Da für die Neunkirchener Türmer eine kirchliche Institution der Dienstherr war (die Seminarstiftung zahlte den Lohn, die Marktgemeinde steuerte spätestens ab 1738 Geld bei), hatten die Männer vom Turm eine wichtige Zusatzaufgabe: Sie mussten wie ihre Kollegen in anderen Kirchen noch in die Rolle eines Konzertmeisters schlüpfen.

Täglich waren morgens, mittags und abends ein paar Akkorde von der Turmbrüstung zu blasen. An Feiertagen griffen der Türmer und die von ihm ausgebildeten Orchestermitglieder zu Trompete, Posaune, Horn, Geige und manchmal auch zur Trommel, um den Kirchgängern geistliche Musik im Freien vorzutragen (ab 1600 auch in den Gotteshäusern). An Weihnachten wurden Sammelbüchsen fürs Orchester herumgereicht.

Das Musizieren bescherte den Akteuren eine Nebeneinnahme: Der Türmer hatte bei Festen ein Vorrecht auf Engagement und konnte lange Zeit bei Nichtberücksichtigung eine Entschädigung von Wirten verlangen.

Schweden nahmen Glocken mit

Der Wächterdienst auf hoher Zinne (Ausschau nach Gefahren) erfuhr häufig Unterbrechungsphasen. Der Kirchturm war keine feste Burg. Im Jahr 1632, so berichtet der Chronist Goldwitzer, ließ der schwedische Obrist Reinhard von Rosa bei einer Plünderungsaktion "von dem Thurme vier Glocken abwerfen– die größte wog 25 Zentner – und nahm das Erz mit sich fort". In der Epoche des Dreißigjährigen Krieges wie in auch in Seuchen- und Hungerjahren kam fast alles Leben zum Erliegen.

Turmwächter mit besonderer Berufung

© Repro: Heinz Göpfert

Schon im 2. Markgrafenkrieg, als 1552 Albrecht Alcibiades ins Hochstift Bamberg einrückte und sich unter anderem die Hofmark Neunkirchen vorübergehend einverleibte, konnte ihn kein Sturmblasen von oben Einhalt gebieten.
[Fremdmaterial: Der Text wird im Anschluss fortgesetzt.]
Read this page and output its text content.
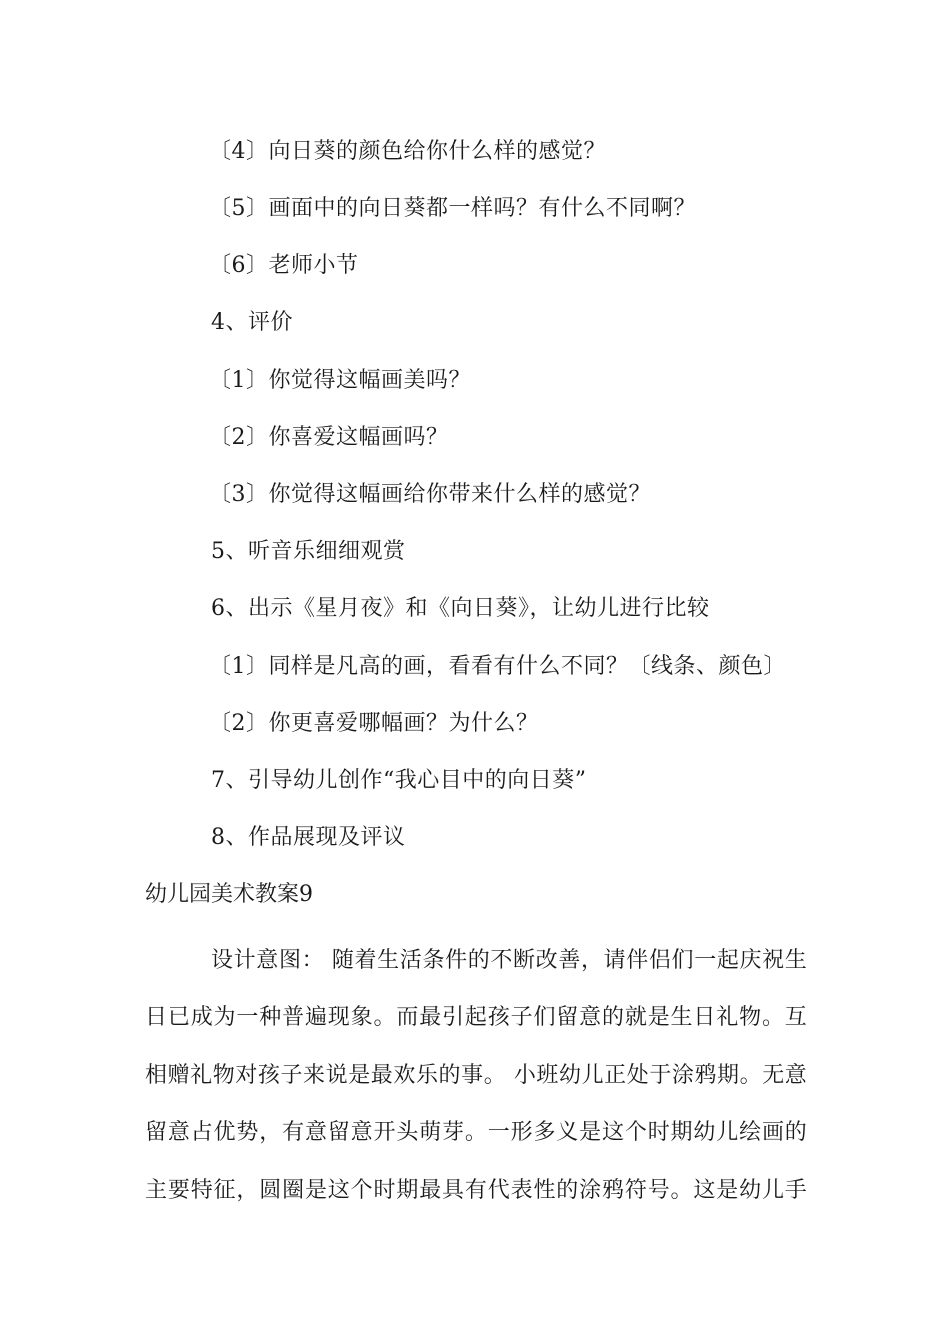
〔4〕向日葵的颜色给你什么样的感觉？
〔5〕画面中的向日葵都一样吗？有什么不同啊？
〔6〕老师小节
4、评价
〔1〕你觉得这幅画美吗？
〔2〕你喜爱这幅画吗？
〔3〕你觉得这幅画给你带来什么样的感觉？
5、听音乐细细观赏
6、出示《星月夜》和《向日葵》，让幼儿进行比较
〔1〕同样是凡高的画，看看有什么不同？〔线条、颜色〕
〔2〕你更喜爱哪幅画？为什么？
7、引导幼儿创作“我心目中的向日葵”
8、作品展现及评议
幼儿园美术教案9
设计意图： 随着生活条件的不断改善，请伴侣们一起庆祝生
日已成为一种普遍现象。而最引起孩子们留意的就是生日礼物。互
相赠礼物对孩子来说是最欢乐的事。 小班幼儿正处于涂鸦期。无意
留意占优势，有意留意开头萌芽。一形多义是这个时期幼儿绘画的
主要特征，圆圈是这个时期最具有代表性的涂鸦符号。这是幼儿手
Umso unverständlicher erscheint, dass der Kirchturm später in Friedenszeiten außer Gefecht gesetzt wurde, und das kam so: Am 15. Mai 1809, nachmittags zwischen drei und vier Uhr geriet der Turm in Brand. Nach der Version der Chronisten Martin Förtsch (1966) und Wilhelm Held (1973) war ein Blitzschlag die Ursache.

Die Köchin im Verdacht

Auch die Heimatforscher Hanni und Peter Bail erwähnen in einer Abhandlung aus den neunziger Jahren diese Version. Sie wiesen aber auch auf ein Schriftstück des damaligen Pfarrers Johann Georg Kauper hin.

Dieser schrieb: "Angeblich soll der Blitz eingeschlagen haben, aber die Leute sagen, die Türmerin habe durch brennendes Schmalz das Unglück angestellt." Der Erlanger Wolfgang Blos (1952, "Rund um den Martinsbühl") hält ebenfalls "Unvorsichtigkeit des Türmers" für die Brandursache.

Alles musste danach schnell gehen, zumal auch beträchtlicher Löschwasserschaden eingetreten war; unter anderem an den Deckengemälden in der Kirche und den Malereien im Kreuzgang.

Rasch wurden die beiden Obergeschosse im Turm durch Neubauten ersetzt und Wächterwohnung und Umlauf verschwanden. Marktgemeinde und Landgericht forderten noch Jahre später aus Sicherheitsgründen eine Wiederherstellung des alten Zustands auf dem Turm, die Bamberger kirchliche Seminarstiftung wollte oder konnte dies nicht finanzieren.

Noch zirka 100 Jahre lang wurden Türmer beschäftigt, aber wohnten unter anderem im Mesnerhaus am Klosterhof und blieben wie startunfähige Flugzeuge flügellahm am Boden. Direkt an den Kirchturm — eine Kuriosität — wurde aber 1863 ein Feuerwehrgerätehaus angebaut.